Investing.com – The US dollar rose on Thursday, supported by a rise in Treasury yields after hawkish comments from the Federal Reserve and strong economic data fueled bets on a slower pace of rate cuts.
At 04:35 ET (09:35 GMT), the Dollar Index, which tracks the greenback against a basket of six other currencies, was trading largely unchanged at 108.920, just shy of the two year senior he spoke to last week.
Trading ranges are likely to be limited on Thursday, with US traders on holiday to honor former President Jimmy Carter, with a state funeral due later in the session.
Dollar retains strength
The Fed's December meeting showed policymakers increasingly targeting a slower pace of rate cuts in 2025 amid fresh inflation concerns, while recent jobs data has highlighted underlying strength in the labor market.
In addition, Fed officials saw a growing risk that the incoming Trump administration's plans could slow economic growth and raise unemployment.
This has seen the yield on the 10-year US Treasury note hit its highest level since April in recent days.
“The market is now pricing in a stop at the January 29 meeting and is not pricing in a full 25bp cut until June,” said analysts at ING, in a note. “We have five Fed speakers later today, but the next big impact on expectations from the Fed easing cycle will be in the December NFP report tomorrow, where some see upside risks.”
“Likewise, the dollar is likely to remain strong into Trump's inauguration on January 20.”
Germany's economic weakness depends on the euro
In Europe, it fell 0.1% to 1.0306, staying close to the two-year low it hit last week on recent signs of economic weakness, especially in Germany, the region's largest economy.
and rose more than expected in November, according to data released earlier on Thursday, but the outlook for the euro area's largest economy remains weak.
Exports increased by 2.1% in November, while industrial production rose by 1.5% in November compared to the previous month.
However, “unfortunately this rebound in business activity is coming too late to avoid another quarter of stagnation or even contraction,” said Carsten Brzeski, global head of macro at ING.

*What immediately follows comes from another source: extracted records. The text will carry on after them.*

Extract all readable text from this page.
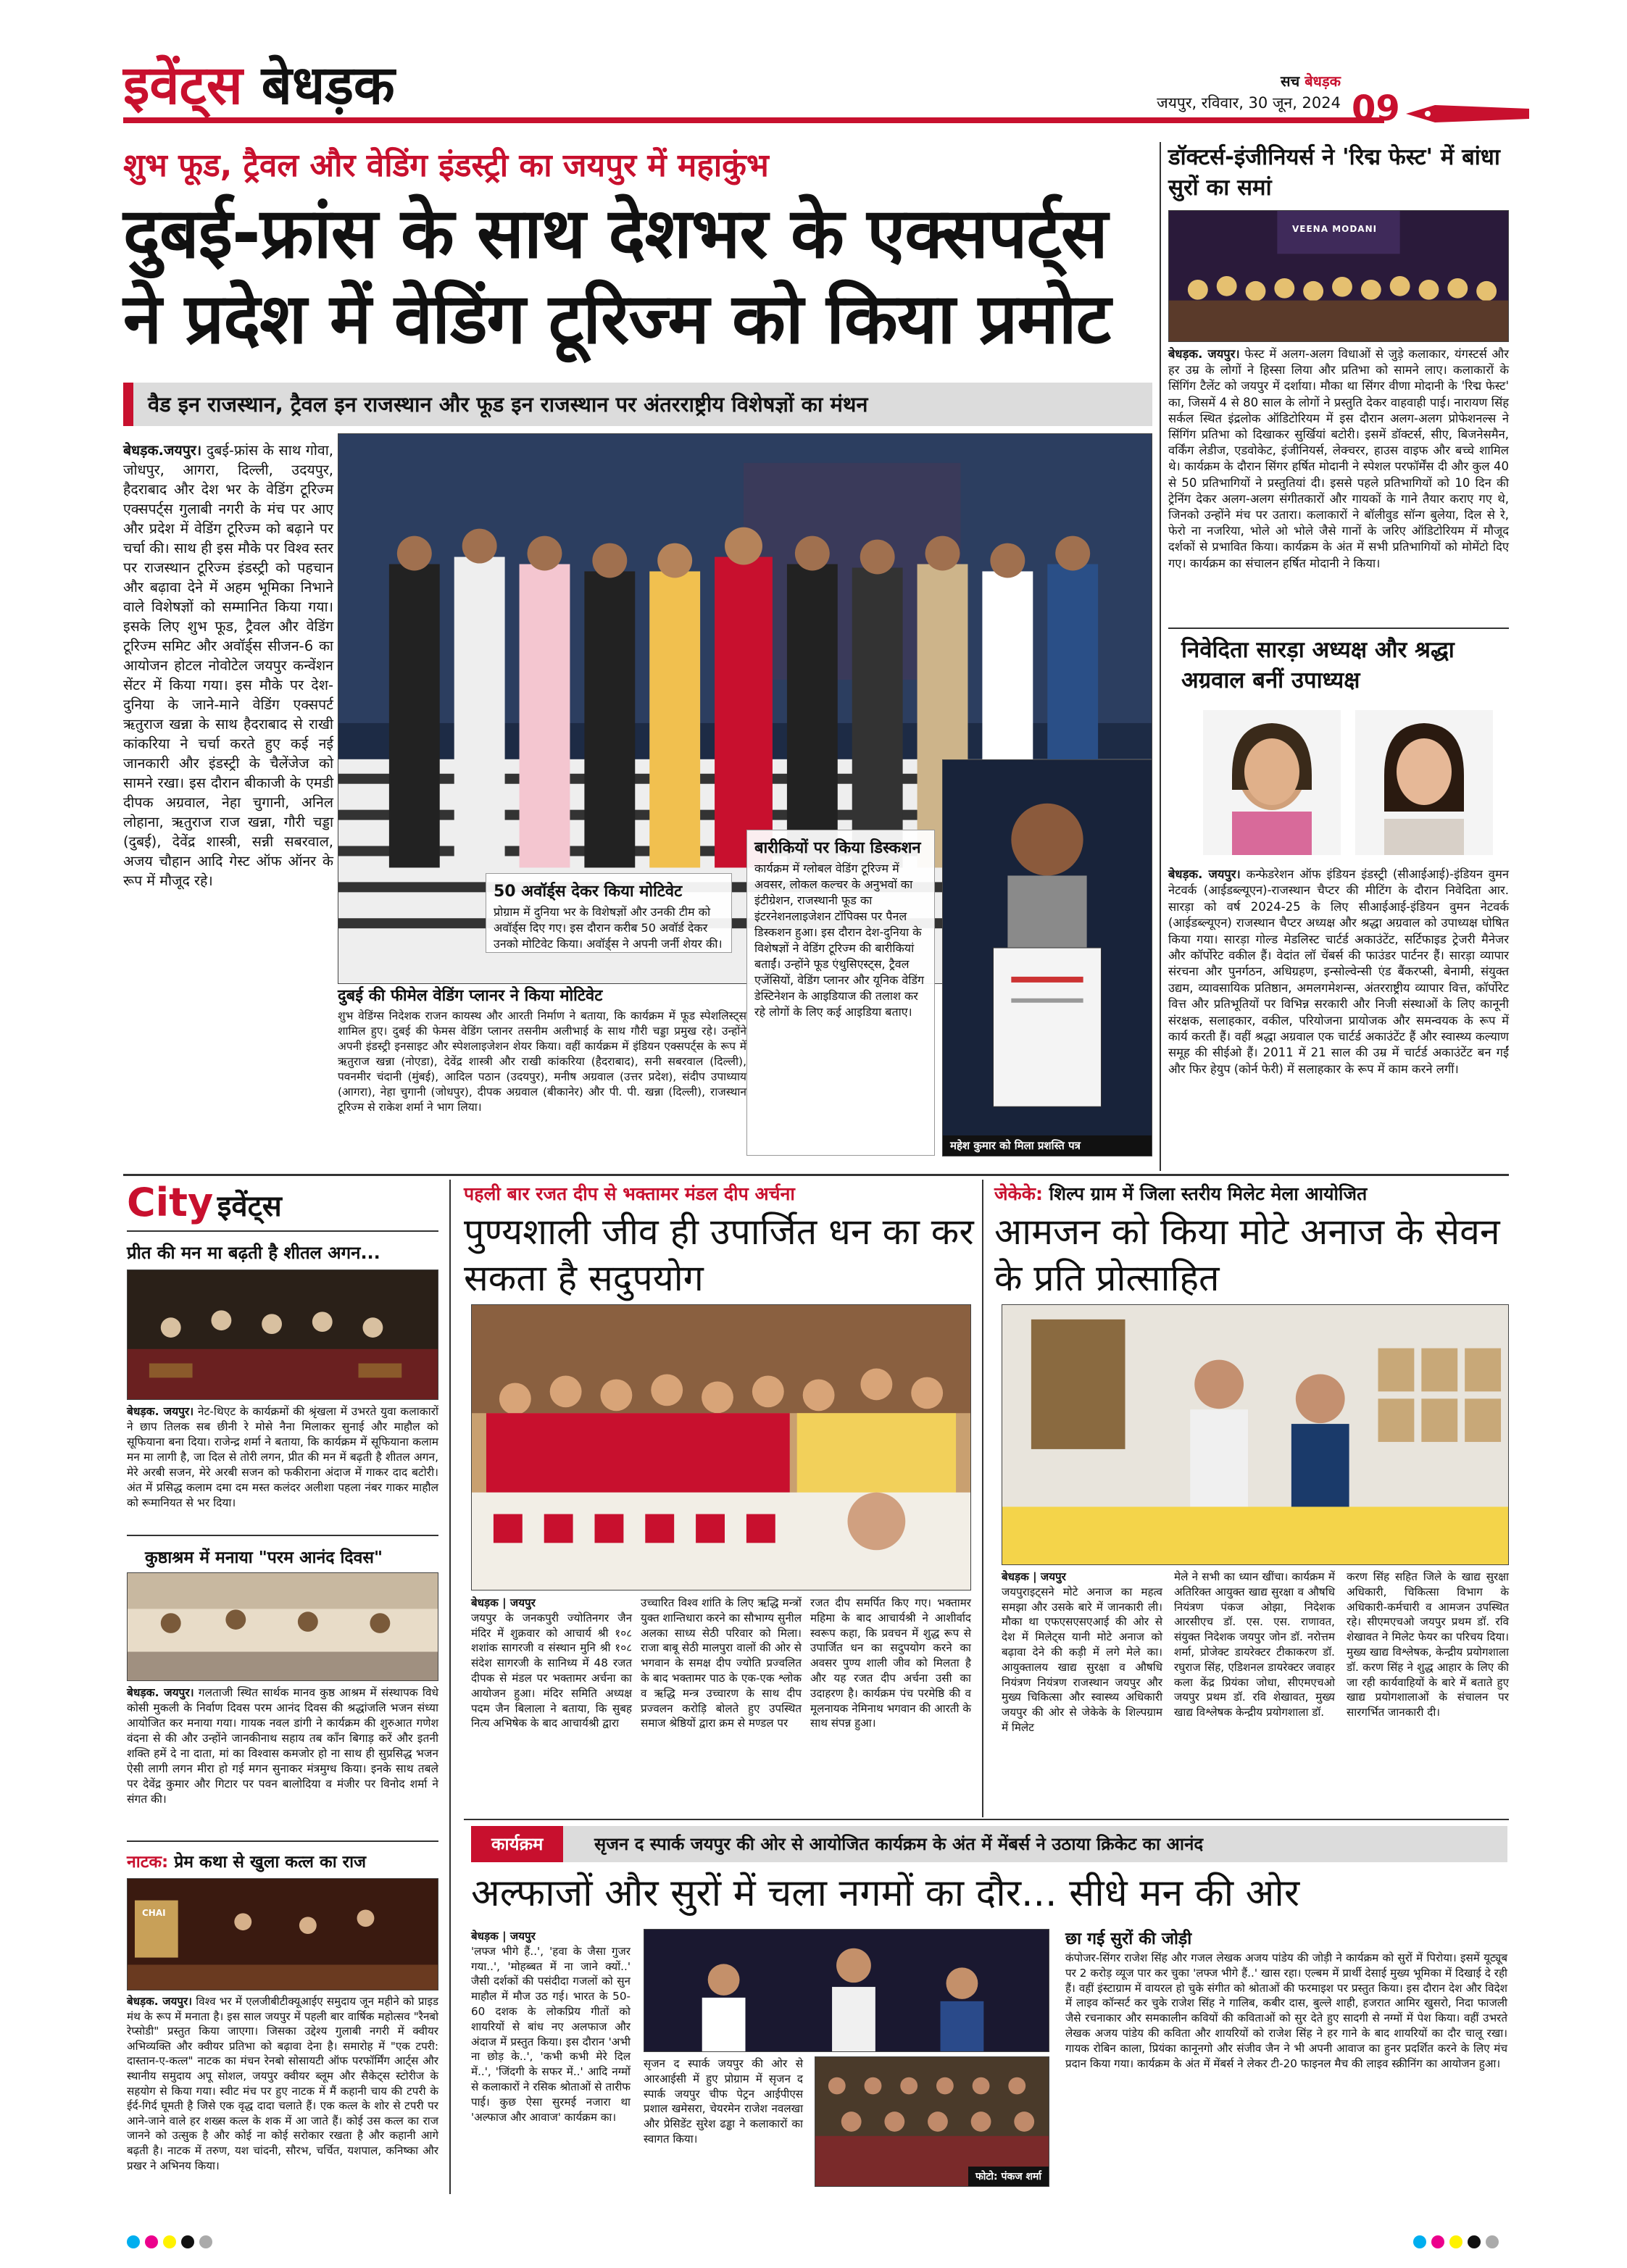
इवेंट्स बेधड़क	सच बेधड़क
जयपुर, रविवार, 30 जून, 2024 09
शुभ फूड, ट्रैवल और वेडिंग इंडस्ट्री का जयपुर में महाकुंभ
दुबई-फ्रांस के साथ देशभर के एक्सपर्ट्स
ने प्रदेश में वेडिंग टूरिज्म को किया प्रमोट
वैड इन राजस्थान, ट्रैवल इन राजस्थान और फूड इन राजस्थान पर अंतरराष्ट्रीय विशेषज्ञों का मंथन
बेधड़क.जयपुर। दुबई-फ्रांस के साथ गोवा, जोधपुर, आगरा, दिल्ली, उदयपुर, हैदराबाद और देश भर के वेडिंग टूरिज्म एक्सपर्ट्स गुलाबी नगरी के मंच पर आए और प्रदेश में वेडिंग टूरिज्म को बढ़ाने पर चर्चा की। साथ ही इस मौके पर विश्व स्तर पर राजस्थान टूरिज्म इंडस्ट्री को पहचान और बढ़ावा देने में अहम भूमिका निभाने वाले विशेषज्ञों को सम्मानित किया गया। इसके लिए शुभ फूड, ट्रैवल और वेडिंग टूरिज्म समिट और अवॉर्ड्स सीजन-6 का आयोजन होटल नोवोटेल जयपुर कन्वेंशन सेंटर में किया गया। इस मौके पर देश-दुनिया के जाने-माने वेडिंग एक्सपर्ट ऋतुराज खन्ना के साथ हैदराबाद से राखी कांकरिया ने चर्चा करते हुए कई नई जानकारी और इंडस्ट्री के चैलेंजेज को सामने रखा। इस दौरान बीकाजी के एमडी दीपक अग्रवाल, नेहा चुगानी, अनिल लोहाना, ऋतुराज राज खन्ना, गौरी चड्डा (दुबई), देवेंद्र शास्त्री, सन्नी सबरवाल, अजय चौहान आदि गेस्ट ऑफ ऑनर के रूप में मौजूद रहे।
50 अवॉर्ड्स देकर किया मोटिवेट
प्रोग्राम में दुनिया भर के विशेषज्ञों और उनकी टीम को अवॉर्ड्स दिए गए। इस दौरान करीब 50 अवॉर्ड देकर उनको मोटिवेट किया। अवॉर्ड्स ने अपनी जर्नी शेयर की।
बारीकियों पर किया डिस्कशन
कार्यक्रम में ग्लोबल वेडिंग टूरिज्म में अवसर, लोकल कल्चर के अनुभवों का इंटीग्रेशन, राजस्थानी फूड का इंटरनेशनलाइजेशन टॉपिक्स पर पैनल डिस्कशन हुआ। इस दौरान देश-दुनिया के विशेषज्ञों ने वेडिंग टूरिज्म की बारीकियां बताईं। उन्होंने फूड एंथुसिएस्ट्स, ट्रैवल एजेंसियों, वेडिंग प्लानर और यूनिक वेडिंग डेस्टिनेशन के आइडियाज की तलाश कर रहे लोगों के लिए कई आइडिया बताए।
महेश कुमार को मिला प्रशस्ति पत्र
दुबई की फीमेल वेडिंग प्लानर ने किया मोटिवेट
शुभ वेडिंग्स निदेशक राजन कायस्थ और आरती निर्माण ने बताया, कि कार्यक्रम में फूड स्पेशलिस्ट्स शामिल हुए। दुबई की फेमस वेडिंग प्लानर तसनीम अलीभाई के साथ गौरी चड्डा प्रमुख रहे। उन्होंने अपनी इंडस्ट्री इनसाइट और स्पेशलाइजेशन शेयर किया। वहीं कार्यक्रम में इंडियन एक्सपर्ट्स के रूप में ऋतुराज खन्ना (नोएडा), देवेंद्र शास्त्री और राखी कांकरिया (हैदराबाद), सनी सबरवाल (दिल्ली), पवनमीर चंदानी (मुंबई), आदिल पठान (उदयपुर), मनीष अग्रवाल (उत्तर प्रदेश), संदीप उपाध्याय (आगरा), नेहा चुगानी (जोधपुर), दीपक अग्रवाल (बीकानेर) और पी. पी. खन्ना (दिल्ली), राजस्थान टूरिज्म से राकेश शर्मा ने भाग लिया।
डॉक्टर्स-इंजीनियर्स ने 'रिद्म फेस्ट' में बांधा सुरों का समां
VEENA MODANI
बेधड़क. जयपुर। फेस्ट में अलग-अलग विधाओं से जुड़े कलाकार, यंगस्टर्स और हर उम्र के लोगों ने हिस्सा लिया और प्रतिभा को सामने लाए। कलाकारों के सिंगिंग टैलेंट को जयपुर में दर्शाया। मौका था सिंगर वीणा मोदानी के 'रिद्म फेस्ट' का, जिसमें 4 से 80 साल के लोगों ने प्रस्तुति देकर वाहवाही पाई। नारायण सिंह सर्कल स्थित इंद्रलोक ऑडिटोरियम में इस दौरान अलग-अलग प्रोफेशनल्स ने सिंगिंग प्रतिभा को दिखाकर सुर्खियां बटोरी। इसमें डॉक्टर्स, सीए, बिजनेसमैन, वर्किंग लेडीज, एडवोकेट, इंजीनियर्स, लेक्चरर, हाउस वाइफ और बच्चे शामिल थे। कार्यक्रम के दौरान सिंगर हर्षित मोदानी ने स्पेशल परफॉर्मेंस दी और कुल 40 से 50 प्रतिभागियों ने प्रस्तुतियां दी। इससे पहले प्रतिभागियों को 10 दिन की ट्रेनिंग देकर अलग-अलग संगीतकारों और गायकों के गाने तैयार कराए गए थे, जिनको उन्होंने मंच पर उतारा। कलाकारों ने बॉलीवुड सॉन्ग बुलेया, दिल से रे, फेरो ना नजरिया, भोले ओ भोले जैसे गानों के जरिए ऑडिटोरियम में मौजूद दर्शकों से प्रभावित किया। कार्यक्रम के अंत में सभी प्रतिभागियों को मोमेंटो दिए गए। कार्यक्रम का संचालन हर्षित मोदानी ने किया।
निवेदिता सारड़ा अध्यक्ष और श्रद्धा अग्रवाल बनीं उपाध्यक्ष
बेधड़क. जयपुर। कन्फेडरेशन ऑफ इंडियन इंडस्ट्री (सीआईआई)-इंडियन वुमन नेटवर्क (आईडब्ल्यूएन)-राजस्थान चैप्टर की मीटिंग के दौरान निवेदिता आर. सारड़ा को वर्ष 2024-25 के लिए सीआईआई-इंडियन वुमन नेटवर्क (आईडब्ल्यूएन) राजस्थान चैप्टर अध्यक्ष और श्रद्धा अग्रवाल को उपाध्यक्ष घोषित किया गया। सारड़ा गोल्ड मेडलिस्ट चार्टर्ड अकाउंटेंट, सर्टिफाइड ट्रेजरी मैनेजर और कॉर्पोरेट वकील हैं। वेदांत लॉ चेंबर्स की फाउंडर पार्टनर हैं। सारड़ा व्यापार संरचना और पुनर्गठन, अधिग्रहण, इन्सोल्वेन्सी एंड बैंकरप्सी, बेनामी, संयुक्त उद्यम, व्यावसायिक प्रतिष्ठान, अमलगमेशन्स, अंतरराष्ट्रीय व्यापार वित्त, कॉर्पोरेट वित्त और प्रतिभूतियों पर विभिन्न सरकारी और निजी संस्थाओं के लिए कानूनी संरक्षक, सलाहकार, वकील, परियोजना प्रायोजक और समन्वयक के रूप में कार्य करती हैं। वहीं श्रद्धा अग्रवाल एक चार्टर्ड अकाउंटेंट हैं और स्वास्थ्य कल्याण समूह की सीईओ हैं। 2011 में 21 साल की उम्र में चार्टर्ड अकाउंटेंट बन गईं और फिर हेयुप (कोर्न फेरी) में सलाहकार के रूप में काम करने लगीं।
City इवेंट्स
प्रीत की मन मा बढ़ती है शीतल अगन...
बेधड़क. जयपुर। नेट-थिएट के कार्यक्रमों की श्रृंखला में उभरते युवा कलाकारों ने छाप तिलक सब छीनी रे मोसे नैना मिलाकर सुनाई और माहौल को सूफियाना बना दिया। राजेन्द्र शर्मा ने बताया, कि कार्यक्रम में सूफियाना कलाम मन मा लागी है, जा दिल से तोरी लगन, प्रीत की मन में बढ़ती है शीतल अगन, मेरे अरबी सजन, मेरे अरबी सजन को फकीराना अंदाज में गाकर दाद बटोरी। अंत में प्रसिद्ध कलाम दमा दम मस्त कलंदर अलीशा पहला नंबर गाकर माहौल को रूमानियत से भर दिया।
कुष्ठाश्रम में मनाया "परम आनंद दिवस"
बेधड़क. जयपुर। गलताजी स्थित सार्थक मानव कुष्ठ आश्रम में संस्थापक विधे कोसी मुकली के निर्वाण दिवस परम आनंद दिवस की श्रद्धांजलि भजन संध्या आयोजित कर मनाया गया। गायक नवल डांगी ने कार्यक्रम की शुरुआत गणेश वंदना से की और उन्होंने जानकीनाथ सहाय तब काँन बिगाड़ करें और इतनी शक्ति हमें दे ना दाता, मां का विश्वास कमजोर हो ना साथ ही सुप्रसिद्ध भजन ऐसी लागी लगन मीरा हो गई मगन सुनाकर मंत्रमुग्ध किया। इनके साथ तबले पर देवेंद्र कुमार और गिटार पर पवन बालोदिया व मंजीर पर विनोद शर्मा ने संगत की।
नाटक: प्रेम कथा से खुला कत्ल का राज
CHAI
बेधड़क. जयपुर। विश्व भर में एलजीबीटीक्यूआईए समुदाय जून महीने को प्राइड मंथ के रूप में मनाता है। इस साल जयपुर में पहली बार वार्षिक महोत्सव "रैनबो रेप्सोडी" प्रस्तुत किया जाएगा। जिसका उद्देश्य गुलाबी नगरी में क्वीयर अभिव्यक्ति और क्वीयर प्रतिभा को बढ़ावा देना है। समारोह में "एक टपरी: दास्तान-ए-कत्ल" नाटक का मंचन रेनबो सोसायटी ऑफ परफॉर्मिंग आर्ट्स और स्थानीय समुदाय अपू सोशल, जयपुर क्वीयर ब्लूम और सैकेट्स स्टोरीज के सहयोग से किया गया। स्वीट मंच पर हुए नाटक में मैं कहानी चाय की टपरी के ईर्द-गिर्द घूमती है जिसे एक वृद्ध दादा चलाते हैं। एक कत्ल के शोर से टपरी पर आने-जाने वाले हर शख्स कत्ल के शक में आ जाते हैं। कोई उस कत्ल का राज जानने को उत्सुक है और कोई ना कोई सरोकार रखता है और कहानी आगे बढ़ती है। नाटक में तरुण, यश चांदनी, सौरभ, चर्चित, यशपाल, कनिष्का और प्रखर ने अभिनय किया।
पहली बार रजत दीप से भक्तामर मंडल दीप अर्चना
पुण्यशाली जीव ही उपार्जित धन का कर सकता है सदुपयोग
बेधड़क | जयपुर
जयपुर के जनकपुरी ज्योतिनगर जैन मंदिर में शुक्रवार को आचार्य श्री १०८ शशांक सागरजी व संस्थान मुनि श्री १०८ संदेश सागरजी के सानिध्य में 48 रजत दीपक से मंडल पर भक्तामर अर्चना का आयोजन हुआ। मंदिर समिति अध्यक्ष पदम जैन बिलाला ने बताया, कि सुबह नित्य अभिषेक के बाद आचार्यश्री द्वारा
उच्चारित विश्व शांति के लिए ऋद्धि मन्त्रों युक्त शान्तिधारा करने का सौभाग्य सुनील अलका साध्य सेठी परिवार को मिला। राजा बाबू सेठी मालपुरा वालों की ओर से भगवान के समक्ष दीप ज्योति प्रज्वलित के बाद भक्तामर पाठ के एक-एक श्लोक व ऋद्धि मन्त्र उच्चारण के साथ दीप प्रज्वलन करोड़ि बोलते हुए उपस्थित समाज श्रेष्ठियों द्वारा क्रम से मण्डल पर
रजत दीप समर्पित किए गए। भक्तामर महिमा के बाद आचार्यश्री ने आशीर्वाद स्वरूप कहा, कि प्रवचन में शुद्ध रूप से उपार्जित धन का सदुपयोग करने का अवसर पुण्य शाली जीव को मिलता है और यह रजत दीप अर्चना उसी का उदाहरण है। कार्यक्रम पंच परमेष्ठि की व मूलनायक नेमिनाथ भगवान की आरती के साथ संपन्न हुआ।
जेकेके: शिल्प ग्राम में जिला स्तरीय मिलेट मेला आयोजित
आमजन को किया मोटे अनाज के सेवन के प्रति प्रोत्साहित
बेधड़क | जयपुर
जयपुराइट्सने मोटे अनाज का महत्व समझा और उसके बारे में जानकारी ली। मौका था एफएसएसएआई की ओर से देश में मिलेट्स यानी मोटे अनाज को बढ़ावा देने की कड़ी में लगे मेले का। आयुक्तालय खाद्य सुरक्षा व औषधि नियंत्रण नियंत्रण राजस्थान जयपुर और मुख्य चिकित्सा और स्वास्थ्य अधिकारी जयपुर की ओर से जेकेके के शिल्पग्राम में मिलेट
मेले ने सभी का ध्यान खींचा। कार्यक्रम में अतिरिक्त आयुक्त खाद्य सुरक्षा व औषधि नियंत्रण पंकज ओझा, निदेशक आरसीएच डॉ. एस. एस. राणावत, संयुक्त निदेशक जयपुर जोन डॉ. नरोत्तम शर्मा, प्रोजेक्ट डायरेक्टर टीकाकरण डॉ. रघुराज सिंह, एडिशनल डायरेक्टर जवाहर कला केंद्र प्रियंका जोधा, सीएमएचओ जयपुर प्रथम डॉ. रवि शेखावत, मुख्य खाद्य विश्लेषक केन्द्रीय प्रयोगशाला डॉ.
करण सिंह सहित जिले के खाद्य सुरक्षा अधिकारी, चिकित्सा विभाग के अधिकारी-कर्मचारी व आमजन उपस्थित रहे। सीएमएचओ जयपुर प्रथम डॉ. रवि शेखावत ने मिलेट फेयर का परिचय दिया। मुख्य खाद्य विश्लेषक, केन्द्रीय प्रयोगशाला डॉ. करण सिंह ने शुद्ध आहार के लिए की जा रही कार्यवाहियों के बारे में बताते हुए खाद्य प्रयोगशालाओं के संचालन पर सारगर्भित जानकारी दी।
कार्यक्रम	सृजन द स्पार्क जयपुर की ओर से आयोजित कार्यक्रम के अंत में मेंबर्स ने उठाया क्रिकेट का आनंद
अल्फाजों और सुरों में चला नगमों का दौर... सीधे मन की ओर
बेधड़क | जयपुर
'लफ्ज भीगे हैं..', 'हवा के जैसा गुजर गया..', 'मोहब्बत में ना जाने क्यों..' जैसी दर्शकों की पसंदीदा गजलों को सुन माहौल में मौज उठ गई। भारत के 50-60 दशक के लोकप्रिय गीतों को शायरियों से बांध नए अलफाज और अंदाज में प्रस्तुत किया। इस दौरान 'अभी ना छोड़ के..', 'कभी कभी मेरे दिल में..', 'जिंदगी के सफर में..' आदि नग्मों से कलाकारों ने रसिक श्रोताओं से तारीफ पाई। कुछ ऐसा सुरमई नजारा था 'अल्फाज और आवाज' कार्यक्रम का।
सृजन द स्पार्क जयपुर की ओर से आरआईसी में हुए प्रोग्राम में सृजन द स्पार्क जयपुर चीफ पेट्रन आईपीएस प्रशाल खमेसरा, चेयरमेन राजेश नवलखा और प्रेसिडेंट सुरेश ढड्ढा ने कलाकारों का स्वागत किया।
फोटो: पंकज शर्मा
छा गई सुरों की जोड़ी
कंपोजर-सिंगर राजेश सिंह और गजल लेखक अजय पांडेय की जोड़ी ने कार्यक्रम को सुरों में पिरोया। इसमें यूट्यूब पर 2 करोड़ व्यूज पार कर चुका 'लफ्ज भीगे हैं..' खास रहा। एल्बम में प्रार्थी देसाई मुख्य भूमिका में दिखाई दे रही हैं। वहीं इंस्टाग्राम में वायरल हो चुके संगीत को श्रोताओं की फरमाइश पर प्रस्तुत किया। इस दौरान देश और विदेश में लाइव कॉन्सर्ट कर चुके राजेश सिंह ने गालिब, कबीर दास, बुल्ले शाही, हजरात आमिर खुसरो, निदा फाजली जैसे रचनाकार और समकालीन कवियों की कविताओं को सुर देते हुए सादगी से नग्मों में पेश किया। वहीं उभरते लेखक अजय पांडेय की कविता और शायरियों को राजेश सिंह ने हर गाने के बाद शायरियों का दौर चालू रखा। गायक रोबिन काला, प्रियंका कानूनगो और संजीव जैन ने भी अपनी आवाज का हुनर प्रदर्शित करने के लिए मंच प्रदान किया गया। कार्यक्रम के अंत में मेंबर्स ने लेकर टी-20 फाइनल मैच की लाइव स्क्रीनिंग का आयोजन हुआ।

This is expected to reduce interest rates by around 100 basis points in 2025, and this, with US tax concerns, could see the single currency fall to parity with the US dollar this year.
traded 0.5% lower to 1.2296, falling to its weakest level since April on concerns about the UK bond market as British government bond yields hit multi-year highs.
“The gilt sell-off has…denied that confidence in sterling and the danger now is that sterling currencies will be found as investors reassess true independence ,” said ING.
Yuan weakens after inflation data
In Asia, it rose 0.3% to 7.3542, with the Chinese currency still near its weakest levels in 17 years after barely growing in December, while the decline was for the 27th month after month.
The print showed little progress in China's long-running deflationary movement, and pointed out that Beijing likely needs to do more to boost economic growth.
fell 0.2% to 158.08, with the Japanese currency boosted by average silver earnings data reading stronger than expected in November.
The data added to the idea of a virtuous circle in the Japanese economy – that rising wages will underpin inflation and give the Bank of Japan more incentive to raise interest rates sooner, rather than later.